Par : James Bake
Dans les rues fracturées de Port-au-Prince, le silence n’existe plus. Les rafales ont remplacé les cloches, la méfiance a étouffé les sourires, et les classes sociales ne se croisent qu’à travers des barricades invisibles. Pourtant, au milieu de ce chaos qui ronge le pays jusqu’à l’os, un seul langage continue de traverser les ruelles, les montagnes, les bidonvilles et les salons : le football.

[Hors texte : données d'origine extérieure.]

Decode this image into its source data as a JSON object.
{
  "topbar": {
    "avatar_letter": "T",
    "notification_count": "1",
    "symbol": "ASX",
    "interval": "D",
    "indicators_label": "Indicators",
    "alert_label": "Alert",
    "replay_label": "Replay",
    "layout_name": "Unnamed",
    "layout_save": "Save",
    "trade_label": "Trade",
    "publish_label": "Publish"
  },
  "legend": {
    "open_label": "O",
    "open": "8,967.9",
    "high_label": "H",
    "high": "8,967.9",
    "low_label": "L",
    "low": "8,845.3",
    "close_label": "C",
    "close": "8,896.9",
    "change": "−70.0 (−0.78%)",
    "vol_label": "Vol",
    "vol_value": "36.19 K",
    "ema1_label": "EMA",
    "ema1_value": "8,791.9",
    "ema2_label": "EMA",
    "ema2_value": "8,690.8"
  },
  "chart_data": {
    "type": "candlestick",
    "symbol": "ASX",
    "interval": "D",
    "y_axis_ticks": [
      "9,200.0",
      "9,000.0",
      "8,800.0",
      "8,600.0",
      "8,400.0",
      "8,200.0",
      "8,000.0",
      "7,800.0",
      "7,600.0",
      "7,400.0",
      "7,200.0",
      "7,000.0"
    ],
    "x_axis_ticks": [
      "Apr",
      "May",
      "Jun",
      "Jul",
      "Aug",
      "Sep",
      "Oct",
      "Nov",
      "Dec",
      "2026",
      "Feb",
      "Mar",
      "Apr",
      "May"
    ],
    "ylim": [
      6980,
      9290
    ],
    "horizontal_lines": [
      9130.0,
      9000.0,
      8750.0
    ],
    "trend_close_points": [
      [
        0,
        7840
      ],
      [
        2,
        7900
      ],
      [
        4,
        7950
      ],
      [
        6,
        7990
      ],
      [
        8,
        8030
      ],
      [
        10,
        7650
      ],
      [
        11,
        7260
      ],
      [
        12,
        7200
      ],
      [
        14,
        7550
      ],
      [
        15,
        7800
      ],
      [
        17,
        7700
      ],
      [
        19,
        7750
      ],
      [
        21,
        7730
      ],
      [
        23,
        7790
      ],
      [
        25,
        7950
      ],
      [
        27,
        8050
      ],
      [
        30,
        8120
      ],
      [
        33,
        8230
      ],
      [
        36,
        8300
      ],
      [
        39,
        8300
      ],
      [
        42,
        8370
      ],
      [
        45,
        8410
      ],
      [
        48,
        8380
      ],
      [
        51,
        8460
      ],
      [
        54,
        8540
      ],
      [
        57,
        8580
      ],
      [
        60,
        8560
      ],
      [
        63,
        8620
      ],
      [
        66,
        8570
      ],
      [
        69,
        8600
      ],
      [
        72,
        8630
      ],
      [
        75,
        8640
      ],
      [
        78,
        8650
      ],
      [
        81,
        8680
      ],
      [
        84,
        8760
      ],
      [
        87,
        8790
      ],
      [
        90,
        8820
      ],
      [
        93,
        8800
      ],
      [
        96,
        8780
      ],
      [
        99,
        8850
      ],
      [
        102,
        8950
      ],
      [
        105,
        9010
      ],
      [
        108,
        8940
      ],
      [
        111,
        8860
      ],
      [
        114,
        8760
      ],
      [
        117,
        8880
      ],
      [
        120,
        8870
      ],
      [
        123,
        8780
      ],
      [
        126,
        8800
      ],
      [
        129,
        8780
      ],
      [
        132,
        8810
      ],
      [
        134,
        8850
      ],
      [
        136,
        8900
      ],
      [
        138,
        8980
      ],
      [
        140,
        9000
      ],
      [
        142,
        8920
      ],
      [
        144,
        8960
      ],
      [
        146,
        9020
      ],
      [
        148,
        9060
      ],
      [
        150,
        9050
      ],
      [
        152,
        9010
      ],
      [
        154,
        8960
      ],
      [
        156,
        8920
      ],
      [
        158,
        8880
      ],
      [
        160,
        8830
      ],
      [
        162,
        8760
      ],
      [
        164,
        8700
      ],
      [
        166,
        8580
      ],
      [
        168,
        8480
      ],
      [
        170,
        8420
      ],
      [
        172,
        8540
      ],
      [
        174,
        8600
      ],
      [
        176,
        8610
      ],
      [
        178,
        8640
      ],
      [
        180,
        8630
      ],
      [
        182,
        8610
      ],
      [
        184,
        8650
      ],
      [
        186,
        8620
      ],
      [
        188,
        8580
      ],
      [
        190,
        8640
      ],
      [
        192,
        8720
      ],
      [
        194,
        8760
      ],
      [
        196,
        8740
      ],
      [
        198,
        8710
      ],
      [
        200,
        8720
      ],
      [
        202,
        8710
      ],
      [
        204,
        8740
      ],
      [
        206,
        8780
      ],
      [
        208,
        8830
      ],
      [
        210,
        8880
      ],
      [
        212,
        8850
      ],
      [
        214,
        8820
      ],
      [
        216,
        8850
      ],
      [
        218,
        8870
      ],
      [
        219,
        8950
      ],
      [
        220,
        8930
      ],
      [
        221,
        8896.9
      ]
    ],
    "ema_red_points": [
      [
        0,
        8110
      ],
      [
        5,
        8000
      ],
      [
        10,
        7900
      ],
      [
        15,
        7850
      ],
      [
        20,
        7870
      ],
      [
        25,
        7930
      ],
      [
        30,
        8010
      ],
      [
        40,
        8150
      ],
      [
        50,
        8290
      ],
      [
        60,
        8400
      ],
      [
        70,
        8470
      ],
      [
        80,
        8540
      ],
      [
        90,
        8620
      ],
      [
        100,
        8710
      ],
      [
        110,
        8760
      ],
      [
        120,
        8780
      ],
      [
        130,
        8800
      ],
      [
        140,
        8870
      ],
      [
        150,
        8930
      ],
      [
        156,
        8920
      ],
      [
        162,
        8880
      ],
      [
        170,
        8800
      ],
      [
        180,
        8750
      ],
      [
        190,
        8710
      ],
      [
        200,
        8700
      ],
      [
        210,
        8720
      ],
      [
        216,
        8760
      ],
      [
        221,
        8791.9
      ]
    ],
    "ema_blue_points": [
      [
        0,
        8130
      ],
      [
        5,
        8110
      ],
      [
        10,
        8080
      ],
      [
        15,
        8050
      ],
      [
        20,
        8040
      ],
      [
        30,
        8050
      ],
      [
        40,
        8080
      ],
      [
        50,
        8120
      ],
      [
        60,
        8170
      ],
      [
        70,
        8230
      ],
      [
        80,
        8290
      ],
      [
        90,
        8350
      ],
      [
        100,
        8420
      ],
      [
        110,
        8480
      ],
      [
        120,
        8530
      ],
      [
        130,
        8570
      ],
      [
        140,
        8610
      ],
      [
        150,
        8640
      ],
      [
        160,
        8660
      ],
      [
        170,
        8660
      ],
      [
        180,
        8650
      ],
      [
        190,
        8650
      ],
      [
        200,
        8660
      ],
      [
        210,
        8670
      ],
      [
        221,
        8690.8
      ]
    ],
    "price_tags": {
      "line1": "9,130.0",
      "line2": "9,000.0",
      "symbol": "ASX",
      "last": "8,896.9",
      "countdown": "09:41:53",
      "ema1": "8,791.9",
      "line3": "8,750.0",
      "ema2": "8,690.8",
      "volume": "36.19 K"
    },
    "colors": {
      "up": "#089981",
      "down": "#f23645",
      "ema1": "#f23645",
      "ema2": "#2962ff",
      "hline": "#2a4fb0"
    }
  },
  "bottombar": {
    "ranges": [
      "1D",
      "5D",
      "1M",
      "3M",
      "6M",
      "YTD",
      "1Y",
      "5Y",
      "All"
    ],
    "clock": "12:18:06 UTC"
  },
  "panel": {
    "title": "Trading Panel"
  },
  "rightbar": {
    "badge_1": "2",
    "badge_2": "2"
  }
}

Imaginer Haïti qualifiée pour la Coupe du monde 2026 après 52 ans d’attente n’est pas un simple exercice de sport-fiction. C’est toucher du doigt un rêve collectif capable de fissurer les murs de haine et de raviver une identité meurtrie. Une génération incarnée par Jean Ricner Bellegarde, Josué Casimir, Hannes Delcroix et tant d’autres porterait bien plus qu’un maillot : elle porterait la réparation symbolique d’un peuple brisé mais pas éteint.
Car ce pays a déjà connu, par instants, ce que signifie l’union sans condition.
En 2007, quand Eliphène Cadet, Bruny Pierre Richard et Alexandre Boursiquot menaient les Grenadiers à la victoire en Coupe caribéenne, Haïti avait cessé de respirer dans la peur pour respirer dans la fête. Les bandes de rara avaient envahi les rues, les bidonvilles embrassaient les quartiers résidentiels, et personne ne demandait à personne d’où il venait. On célébrait, ensemble, comme si les blessures du pays avaient été anesthésiées par un tambour.
En 2019, la Gold Cup offrait un autre miracle. Menés 2-0 par le Canada, Duckens Nazon, Hervé Bazile, Wild Donald Guerrier et leurs compagnons réalisaient une remontada impensable : 3-2, le monde du football en état de choc, et Haïti en état de grâce. Les réseaux s’embrasaient, les kiosques et les terrasses hurlaient d’une seule voix, les rues devenaient des stades à ciel ouvert. Ce soir-là, aucun débat sur la religion, aucune querelle politique, aucune fracture sociale ne tenait debout.
Le football est peut-être la seule institution encore respectée sans méfiance nationale.
Aucune chapelle religieuse ne rassemble ainsi. Aucun parti politique n’embrase autant. Aucune ONG, aucun leader, aucun slogan ne parvient à réunir les 10 millions d’Haïtiens d’Haïti et de la diaspora en une seule vibration.
Le football n’interroge pas l’origine. Il n’analyse pas le statut. Il ne trie ni par accent, ni par portefeuille, ni par arrondissement. Il offre la seule forme d’égalité émotionnelle que ce peuple possède encore.
Alors, posons la question avec gravité et espoir :
Et si Haïti se qualifiait pour la Coupe du monde 2026 ?
Ce ne serait pas uniquement un exploit sportif. Ce serait :
– un cessez-le-feu dans les cœurs,
– une trêve tacite entre quartiers ennemis,
– un sentiment d’appartenance que même l’histoire récente n’a pas réussi à tuer.
On verrait les rues du Bel-Air, de Delmas, de Croix des Bouquets, de Fontama et de Martissant , de Carrefour, de Cap-Haïtien, de la diaspora new-yorkaise, montréalaise, parisienne, floridienne s’embraser sous un même chant. On ne parlerait plus de “diaspo”, de “bourgeoise”, de “ghetto” ni de “classe moyenne” : on parlerait de Grenadiers.
Ce jour-là, ce ne seraient pas des supporters. Ce serait un peuple.
Haïti ne manque pas d’intellectuels, de slogans ni de promesses. Ce qui lui manque, c’est un motif commun pour se regarder sans méfiance. Et ce motif pourrait bien être cousu dans les crampons d’un Casimir, le pressing d’un Delcroix, ou une passe de Bellegarde et un but Duckens Nazon.
Le football n’est pas une distraction. C’est un refuge, une mémoire et un drapeau vivant.
S’il existe encore une chance de réconciliation nationale sans violence ni discours politique, elle pourrait commencer sur une pelouse verte, quelque part en été 2026. Et ce jour-là, la qualification des Grenadiers ne serait pas qu’un voyage au mondial : ce serait la plus grande cérémonie de paix spontanée depuis des générations.
Parce que tout ce que la politique, la religion divise, le football a prouvé qu’il peut le réunir. Et si le changement devait venir de quelque part, il viendrait peut-être d’une qualification Historique d’Haïti pour le mondial de 2026.